JDB beat me to the observation that one has to be biased wrong by definition, but your measurements seem to suggest they are happier with one back biased?
I looked into a somewhat similar topology (22uf to ground with 360 ohm R in series). This was in a gain stage for a phono preamp (did I say this was a while ago
) . Looking into the large aluminum electrolytic as a HPF I found the ESL and ESR were compelling sources of error. I forget the actual numbers but phase shift at 20 kHz due to the non-ideal characteristics of electrolytic of the day caused tens of degrees of phase shift in my actual circuit. Note: since I was in a preamp front end, my cap was only seeing tens of mVolts of AC swing.
While some will argue that phase shift isn't audible (or THD at -100 for that matter) but screw them.. this is science...

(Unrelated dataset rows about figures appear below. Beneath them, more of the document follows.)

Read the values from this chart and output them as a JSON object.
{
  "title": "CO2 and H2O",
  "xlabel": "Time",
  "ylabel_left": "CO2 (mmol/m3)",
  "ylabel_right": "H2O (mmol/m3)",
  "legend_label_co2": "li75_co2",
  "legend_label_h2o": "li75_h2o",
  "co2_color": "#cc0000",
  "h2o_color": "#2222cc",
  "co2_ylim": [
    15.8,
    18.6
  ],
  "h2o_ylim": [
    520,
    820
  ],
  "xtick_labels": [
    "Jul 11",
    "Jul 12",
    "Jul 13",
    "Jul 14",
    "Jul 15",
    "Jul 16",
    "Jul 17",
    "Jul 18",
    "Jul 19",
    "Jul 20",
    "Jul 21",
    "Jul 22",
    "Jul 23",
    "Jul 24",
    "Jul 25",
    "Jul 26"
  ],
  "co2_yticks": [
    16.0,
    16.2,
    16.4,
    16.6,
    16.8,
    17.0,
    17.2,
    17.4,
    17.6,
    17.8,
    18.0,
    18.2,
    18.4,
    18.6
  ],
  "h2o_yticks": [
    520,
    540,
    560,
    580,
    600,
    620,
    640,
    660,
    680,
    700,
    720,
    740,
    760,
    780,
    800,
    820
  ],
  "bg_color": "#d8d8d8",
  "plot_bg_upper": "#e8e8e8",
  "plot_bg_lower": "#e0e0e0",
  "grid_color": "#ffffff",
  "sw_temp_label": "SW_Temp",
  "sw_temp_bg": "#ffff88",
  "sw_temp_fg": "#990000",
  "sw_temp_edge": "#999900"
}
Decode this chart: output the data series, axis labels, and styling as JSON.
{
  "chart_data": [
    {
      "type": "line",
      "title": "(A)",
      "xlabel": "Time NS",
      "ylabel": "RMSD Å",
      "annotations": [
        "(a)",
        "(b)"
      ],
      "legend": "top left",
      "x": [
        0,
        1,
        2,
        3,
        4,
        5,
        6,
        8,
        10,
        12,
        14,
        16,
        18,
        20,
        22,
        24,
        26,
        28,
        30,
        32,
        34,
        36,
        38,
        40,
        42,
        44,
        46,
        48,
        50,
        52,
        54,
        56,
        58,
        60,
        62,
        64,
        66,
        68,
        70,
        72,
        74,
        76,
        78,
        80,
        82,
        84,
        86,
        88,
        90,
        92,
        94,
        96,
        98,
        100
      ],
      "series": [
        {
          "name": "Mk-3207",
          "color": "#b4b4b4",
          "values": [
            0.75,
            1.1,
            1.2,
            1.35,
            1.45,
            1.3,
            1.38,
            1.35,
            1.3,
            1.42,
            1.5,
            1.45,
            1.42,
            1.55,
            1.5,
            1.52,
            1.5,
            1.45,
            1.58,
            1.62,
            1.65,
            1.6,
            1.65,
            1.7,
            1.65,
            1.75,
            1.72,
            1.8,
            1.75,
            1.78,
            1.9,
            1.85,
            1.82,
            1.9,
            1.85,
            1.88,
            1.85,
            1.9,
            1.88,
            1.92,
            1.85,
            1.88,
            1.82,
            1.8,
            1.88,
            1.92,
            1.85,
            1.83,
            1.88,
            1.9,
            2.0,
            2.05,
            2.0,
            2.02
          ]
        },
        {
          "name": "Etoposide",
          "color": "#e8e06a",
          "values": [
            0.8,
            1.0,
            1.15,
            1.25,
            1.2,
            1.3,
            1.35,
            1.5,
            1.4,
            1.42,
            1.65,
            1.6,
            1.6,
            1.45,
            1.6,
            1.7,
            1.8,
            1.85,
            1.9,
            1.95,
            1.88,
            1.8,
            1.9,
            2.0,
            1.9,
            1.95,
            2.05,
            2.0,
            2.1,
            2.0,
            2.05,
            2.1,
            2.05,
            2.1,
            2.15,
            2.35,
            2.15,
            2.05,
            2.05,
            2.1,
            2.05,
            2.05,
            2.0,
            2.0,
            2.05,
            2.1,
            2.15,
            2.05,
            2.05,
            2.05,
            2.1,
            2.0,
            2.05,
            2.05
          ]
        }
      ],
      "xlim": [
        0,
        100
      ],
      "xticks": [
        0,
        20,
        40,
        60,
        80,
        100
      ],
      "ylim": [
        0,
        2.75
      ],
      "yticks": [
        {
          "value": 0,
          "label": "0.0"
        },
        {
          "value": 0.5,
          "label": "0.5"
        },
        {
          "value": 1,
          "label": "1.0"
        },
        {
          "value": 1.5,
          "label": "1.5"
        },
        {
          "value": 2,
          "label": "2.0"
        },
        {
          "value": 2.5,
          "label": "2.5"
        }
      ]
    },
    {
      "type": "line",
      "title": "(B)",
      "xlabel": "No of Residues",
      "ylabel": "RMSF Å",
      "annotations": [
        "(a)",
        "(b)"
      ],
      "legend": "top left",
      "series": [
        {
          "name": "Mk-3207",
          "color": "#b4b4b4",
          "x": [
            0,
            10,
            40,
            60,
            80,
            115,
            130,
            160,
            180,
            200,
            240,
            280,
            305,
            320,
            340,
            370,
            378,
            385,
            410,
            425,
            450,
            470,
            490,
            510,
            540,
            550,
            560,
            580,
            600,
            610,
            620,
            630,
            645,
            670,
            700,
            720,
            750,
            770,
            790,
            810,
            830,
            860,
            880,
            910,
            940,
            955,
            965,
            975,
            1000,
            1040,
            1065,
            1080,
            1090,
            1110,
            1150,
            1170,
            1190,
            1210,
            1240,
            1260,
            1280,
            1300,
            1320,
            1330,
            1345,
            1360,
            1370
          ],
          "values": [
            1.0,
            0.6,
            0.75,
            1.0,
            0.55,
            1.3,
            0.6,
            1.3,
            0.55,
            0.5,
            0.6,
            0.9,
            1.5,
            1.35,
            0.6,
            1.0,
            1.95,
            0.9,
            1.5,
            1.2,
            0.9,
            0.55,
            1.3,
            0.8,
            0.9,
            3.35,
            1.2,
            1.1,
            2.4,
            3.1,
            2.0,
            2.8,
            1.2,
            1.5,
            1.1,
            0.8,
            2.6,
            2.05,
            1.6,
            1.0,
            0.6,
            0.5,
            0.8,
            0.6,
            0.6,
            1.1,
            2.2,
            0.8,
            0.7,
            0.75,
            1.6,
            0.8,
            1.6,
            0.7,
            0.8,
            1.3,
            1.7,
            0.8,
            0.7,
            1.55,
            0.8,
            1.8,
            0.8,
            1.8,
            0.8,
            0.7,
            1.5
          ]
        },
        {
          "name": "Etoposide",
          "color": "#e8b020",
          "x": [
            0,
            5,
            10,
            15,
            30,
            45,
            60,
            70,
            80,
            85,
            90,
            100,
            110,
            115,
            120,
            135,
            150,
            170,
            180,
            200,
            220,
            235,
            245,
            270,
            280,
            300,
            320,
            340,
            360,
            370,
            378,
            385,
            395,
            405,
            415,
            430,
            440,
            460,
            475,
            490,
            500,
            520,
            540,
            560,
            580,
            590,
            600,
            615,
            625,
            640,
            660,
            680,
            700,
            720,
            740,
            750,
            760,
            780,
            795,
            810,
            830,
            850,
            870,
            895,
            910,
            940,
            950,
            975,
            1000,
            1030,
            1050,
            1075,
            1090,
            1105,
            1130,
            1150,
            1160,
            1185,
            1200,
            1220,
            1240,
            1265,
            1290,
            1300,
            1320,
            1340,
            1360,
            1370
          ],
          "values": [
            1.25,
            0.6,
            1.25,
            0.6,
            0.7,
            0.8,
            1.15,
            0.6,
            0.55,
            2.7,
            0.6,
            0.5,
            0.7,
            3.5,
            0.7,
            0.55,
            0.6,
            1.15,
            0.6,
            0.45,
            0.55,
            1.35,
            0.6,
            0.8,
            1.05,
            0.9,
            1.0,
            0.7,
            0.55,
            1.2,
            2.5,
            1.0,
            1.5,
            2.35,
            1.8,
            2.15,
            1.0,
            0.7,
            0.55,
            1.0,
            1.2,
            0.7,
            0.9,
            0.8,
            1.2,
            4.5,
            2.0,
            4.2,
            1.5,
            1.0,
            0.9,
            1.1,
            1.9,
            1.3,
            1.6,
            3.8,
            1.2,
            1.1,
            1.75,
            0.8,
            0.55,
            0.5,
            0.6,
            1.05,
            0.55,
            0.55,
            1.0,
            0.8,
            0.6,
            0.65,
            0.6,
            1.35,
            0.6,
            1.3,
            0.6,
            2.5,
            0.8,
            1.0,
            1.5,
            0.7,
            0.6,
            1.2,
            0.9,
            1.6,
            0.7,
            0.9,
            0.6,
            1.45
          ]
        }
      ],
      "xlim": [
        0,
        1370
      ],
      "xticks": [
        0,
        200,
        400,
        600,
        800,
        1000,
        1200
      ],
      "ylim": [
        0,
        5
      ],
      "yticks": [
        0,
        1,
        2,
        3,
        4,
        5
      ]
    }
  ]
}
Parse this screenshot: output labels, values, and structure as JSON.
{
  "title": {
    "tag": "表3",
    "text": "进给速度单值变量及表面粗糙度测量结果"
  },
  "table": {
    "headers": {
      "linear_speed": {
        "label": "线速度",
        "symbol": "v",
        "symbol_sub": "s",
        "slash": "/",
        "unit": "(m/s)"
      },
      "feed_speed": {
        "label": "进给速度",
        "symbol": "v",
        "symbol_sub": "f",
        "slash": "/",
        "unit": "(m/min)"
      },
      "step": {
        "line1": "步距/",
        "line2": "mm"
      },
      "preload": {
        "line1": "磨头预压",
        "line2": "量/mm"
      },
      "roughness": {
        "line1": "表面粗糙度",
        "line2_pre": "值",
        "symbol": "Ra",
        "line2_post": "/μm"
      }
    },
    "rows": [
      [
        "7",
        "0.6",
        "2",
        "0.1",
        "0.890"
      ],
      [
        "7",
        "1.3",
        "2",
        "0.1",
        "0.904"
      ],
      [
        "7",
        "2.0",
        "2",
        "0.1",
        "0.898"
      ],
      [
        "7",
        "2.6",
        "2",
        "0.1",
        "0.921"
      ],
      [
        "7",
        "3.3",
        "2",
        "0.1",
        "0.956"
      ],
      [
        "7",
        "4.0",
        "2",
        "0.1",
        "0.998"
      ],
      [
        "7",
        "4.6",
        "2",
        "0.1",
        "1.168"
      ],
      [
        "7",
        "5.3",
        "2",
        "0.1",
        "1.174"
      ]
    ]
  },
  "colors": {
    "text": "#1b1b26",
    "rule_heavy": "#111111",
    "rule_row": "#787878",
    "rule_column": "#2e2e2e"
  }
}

Regarding the old popular wisdom of paralleling electrolytic with small film caps, I found on my bench, at least for phase shift, you are wasting your time unless you parallel with no less than 1/10 of the larger cap's capacitance. So paralleling a 22 uf electrolytic with a 2 uf film is still ridiculously large. While I did find tantalum to deliver superior HF impedance at 20 kHz compared to aluminum of the day, despite their bad rap for dielectric absorption et al.
If you are really serious about opening up this can of worms, there is a lot to look at.
I wonder how the modern low ESR caps do for voltage coefficient and DA... I expect they will be dramatically different than my aluminum bench samples from 30 years ago.
But at the end of the day, the only good cap is no cap... I hear you can make HPF and LPF in the digital domain without having to kill any capacitor trees.